Let us split the string “HP|DL360p|Xenon|E5-2603|1.80 GHz|16 GB DDR3”. Since we are using pipe character as the delimiter, it has to be escaped to split the string. This constraint is applicable only to some of the special characters like “|” and “.” .
Java
In this sample I have implemented the string split with split function of String class and using a StringTokenizer. The tokenizer ignores the null values during split but the split function preserves the null values.
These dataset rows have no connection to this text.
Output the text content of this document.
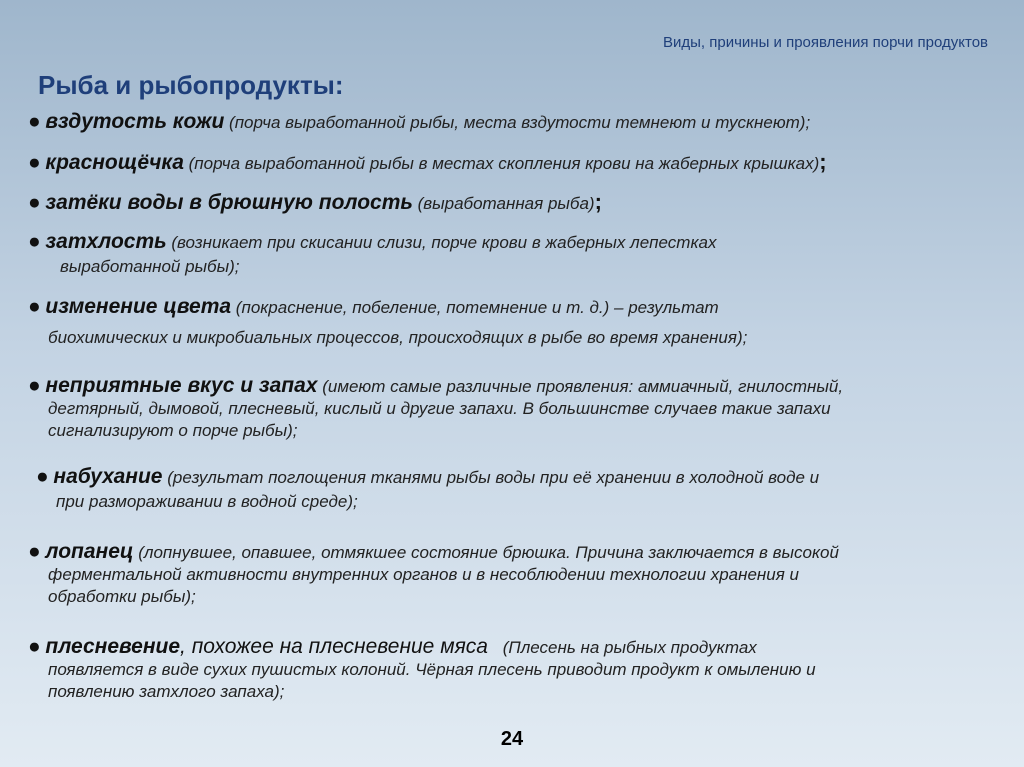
Виды, причины и проявления порчи продуктов
Рыба и рыбопродукты:
● вздутость кожи (порча выработанной рыбы, места вздутости темнеют и тускнеют);
● краснощёчка (порча выработанной рыбы в местах скопления крови на жаберных крышках);
● затёки воды в брюшную полость (выработанная рыба);
● затхлость (возникает при скисании слизи, порче крови в жаберных лепестках
выработанной рыбы);
● изменение цвета (покраснение, побеление, потемнение и т. д.) – результат
биохимических и микробиальных процессов, происходящих в рыбе во время хранения);
● неприятные вкус и запах (имеют самые различные проявления: аммиачный, гнилостный,
дегтярный, дымовой, плесневый, кислый и другие запахи. В большинстве случаев такие запахи
сигнализируют о порче рыбы);
● набухание (результат поглощения тканями рыбы воды при её хранении в холодной воде и
при размораживании в водной среде);
● лопанец (лопнувшее, опавшее, отмякшее состояние брюшка. Причина заключается в высокой
ферментальной активности внутренних органов и в несоблюдении технологии хранения и
обработки рыбы);
● плесневение, похожее на плесневение мяса (Плесень на рыбных продуктах
появляется в виде сухих пушистых колоний. Чёрная плесень приводит продукт к омылению и
появлению затхлого запаха);
24
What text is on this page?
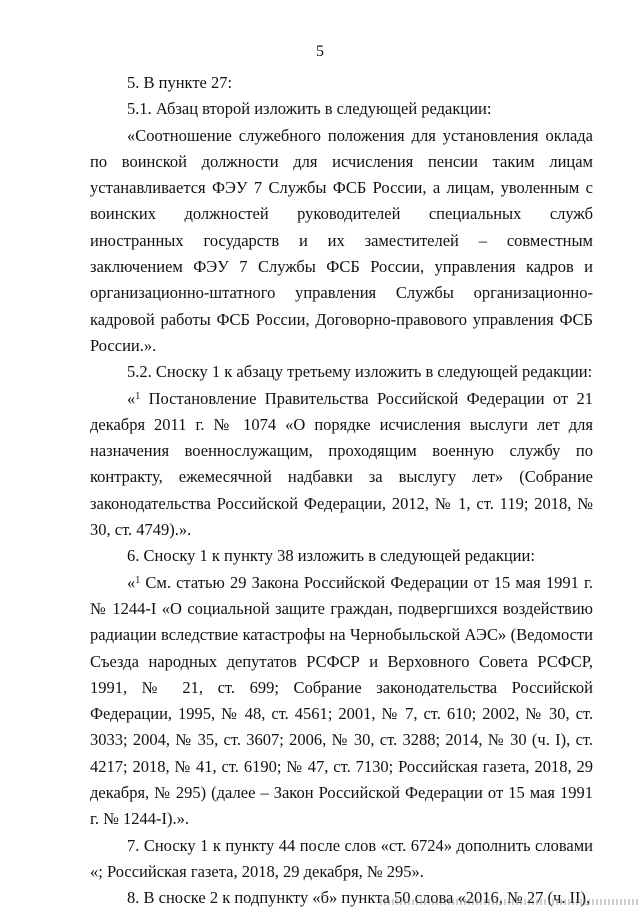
5

5. В пункте 27:

5.1. Абзац второй изложить в следующей редакции:

«Соотношение служебного положения для установления оклада по воинской должности для исчисления пенсии таким лицам устанавливается ФЭУ 7 Службы ФСБ России, а лицам, уволенным с воинских должностей руководителей специальных служб иностранных государств и их заместителей – совместным заключением ФЭУ 7 Службы ФСБ России, управления кадров и организационно-штатного управления Службы организационно-кадровой работы ФСБ России, Договорно-правового управления ФСБ России.».

5.2. Сноску 1 к абзацу третьему изложить в следующей редакции:

«$^1$ Постановление Правительства Российской Федерации от 21 декабря 2011 г. № 1074 «О порядке исчисления выслуги лет для назначения военнослужащим, проходящим военную службу по контракту, ежемесячной надбавки за выслугу лет» (Собрание законодательства Российской Федерации, 2012, № 1, ст. 119; 2018, № 30, ст. 4749).».

6. Сноску 1 к пункту 38 изложить в следующей редакции:

«$^1$ См. статью 29 Закона Российской Федерации от 15 мая 1991 г. № 1244-I «О социальной защите граждан, подвергшихся воздействию радиации вследствие катастрофы на Чернобыльской АЭС» (Ведомости Съезда народных депутатов РСФСР и Верховного Совета РСФСР, 1991, № 21, ст. 699; Собрание законодательства Российской Федерации, 1995, № 48, ст. 4561; 2001, № 7, ст. 610; 2002, № 30, ст. 3033; 2004, № 35, ст. 3607; 2006, № 30, ст. 3288; 2014, № 30 (ч. I), ст. 4217; 2018, № 41, ст. 6190; № 47, ст. 7130; Российская газета, 2018, 29 декабря, № 295) (далее – Закон Российской Федерации от 15 мая 1991 г. № 1244-I).».

7. Сноску 1 к пункту 44 после слов «ст. 6724» дополнить словами «; Российская газета, 2018, 29 декабря, № 295».

8. В сноске 2 к подпункту «б» пункта 50 слова «2016, № 27 (ч. II),
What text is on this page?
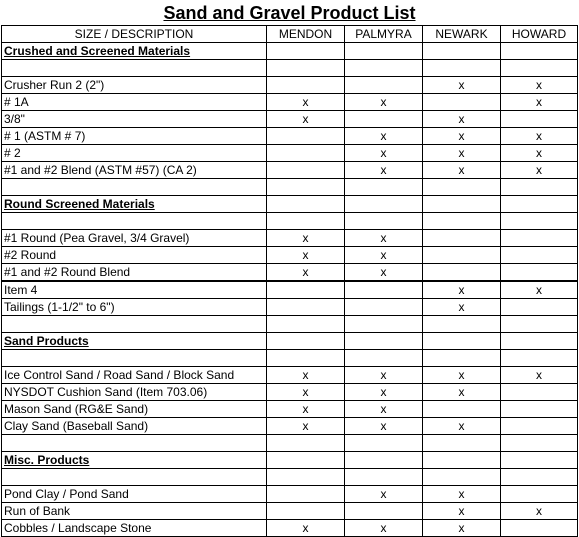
Sand and Gravel Product List
SIZE / DESCRIPTION	MENDON	PALMYRA	NEWARK	HOWARD
Crushed and Screened Materials				

Crusher Run 2 (2")			x	x
# 1A	x	x		x
3/8"	x		x	
# 1 (ASTM # 7)		x	x	x
# 2		x	x	x
#1 and #2 Blend (ASTM #57) (CA 2)		x	x	x

Round Screened Materials				

#1 Round (Pea Gravel, 3/4 Gravel)	x	x		
#2 Round	x	x		
#1 and #2 Round Blend	x	x		
Item 4			x	x
Tailings (1-1/2" to 6")			x	

Sand Products				

Ice Control Sand / Road Sand / Block Sand	x	x	x	x
NYSDOT Cushion Sand (Item 703.06)	x	x	x	
Mason Sand (RG&E Sand)	x	x		
Clay Sand (Baseball Sand)	x	x	x	

Misc. Products				

Pond Clay / Pond Sand		x	x	
Run of Bank			x	x
Cobbles / Landscape Stone	x	x	x	
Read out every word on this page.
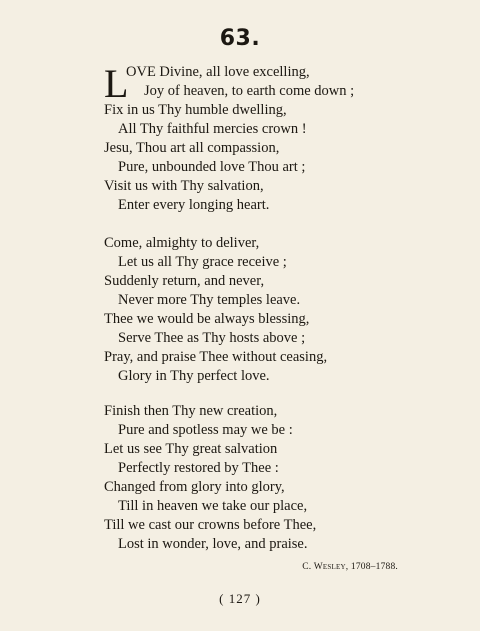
63.
L
OVE Divine, all love excelling,
Joy of heaven, to earth come down ;
Fix in us Thy humble dwelling,
All Thy faithful mercies crown !
Jesu, Thou art all compassion,
Pure, unbounded love Thou art ;
Visit us with Thy salvation,
Enter every longing heart.
Come, almighty to deliver,
Let us all Thy grace receive ;
Suddenly return, and never,
Never more Thy temples leave.
Thee we would be always blessing,
Serve Thee as Thy hosts above ;
Pray, and praise Thee without ceasing,
Glory in Thy perfect love.
Finish then Thy new creation,
Pure and spotless may we be :
Let us see Thy great salvation
Perfectly restored by Thee :
Changed from glory into glory,
Till in heaven we take our place,
Till we cast our crowns before Thee,
Lost in wonder, love, and praise.
C. Wesley, 1708–1788.
( 127 )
package com.asyncstream.examples;
import java.util.StringTokenizer;
public class StringSplitMain {
public static void main(String[] args) {
String toSplit1 = "HP|DL360p|Xenon|E5-2603|1.80 GHz|16 GB DDR3";
String toSplit2 = "HP|DL360p|Xenon|E5-2603||16 GB DDR3";
StringSplitMain main = new StringSplitMain();
System.out.println("** Split using string.split function **");
System.out.println("== Scenario 1 ==");
main.splitWithEscapedCharater(toSplit1,"\\|");
System.out.println("== Scenario 2 ==");
main.splitWithEscapedCharater(toSplit2,"\\|");
System.out.println("** Split using a tokenizer **");
System.out.println("== Scenario 1 ==");
main.splitWithTokenizer(toSplit1,"|");
System.out.println("== Scenario 2 ==");
main.splitWithTokenizer(toSplit2,"|");
}
private void splitWithEscapedCharater(String value,String regex){
String[] wordArray = value.split("\\|");
for (String word:wordArray) {
System.out.println(word);
}
}
private void splitWithTokenizer(String value,String delimiter){
StringTokenizer tokenizer = new StringTokenizer(value,delimiter);
while (tokenizer.hasMoreElements()){
System.out.println(tokenizer.nextElement());
}
}
}
Output is:
** Split using string.split function **
== Scenario 1 ==
HP
DL360p
Xenon
E5-2603
1.80 GHz
16 GB DDR3
== Scenario 2 ==
HP
DL360p
Xenon
E5-2603
16 GB DDR3
** Split using a tokenizer **
== Scenario 1 ==
HP
DL360p
Xenon
E5-2603
1.80 GHz
16 GB DDR3
== Scenario 2 ==
HP
DL360p
Xenon
E5-2603
16 GB DDR3
Scala
object Split {
val toSplit1 = "HP|DL360p|Xenon|E5-2603|1.80 GHz|16 GB DDR3";
//> toSplit1 : String = HP|DL360p|Xenon|E5-2603|1.80 GHz|16 GB DDR3
val toSplit2 = "HP|DL360p|Xenon|E5-2603||16 GB DDR3";
//> toSplit2 : String = HP|DL360p|Xenon|E5-2603||16 GB DDR3
toSplit1.split("\\|").foreach(e=>println(e)); //> HP
//| DL360p
//| Xenon
//| E5-2603
//| 1.80 GHz
//| 16 GB DDR3
toSplit2.split("\\|").foreach(e=>println(e))
//> HP
//| DL360p
//| Xenon
//| E5-2603
//|
//| 16 GB DDR3
}
Kotlin
fun main(args: Array<String>){
val toSplit1 = "HP|DL360p|Xenon|E5-2603|1.80 GHz|16 GB DDR3";
val toSplit2 = "HP|DL360p|Xenon|E5-2603||16 GB DDR3";
toSplit1.split("|").forEach{e-> println(e)}
println("== Scenario two with null values ==")
toSplit2.split("|").forEach{e-> println(e)}
}
Conclusion
As we have seen above the split function is almost alike in these 3 JVM languages.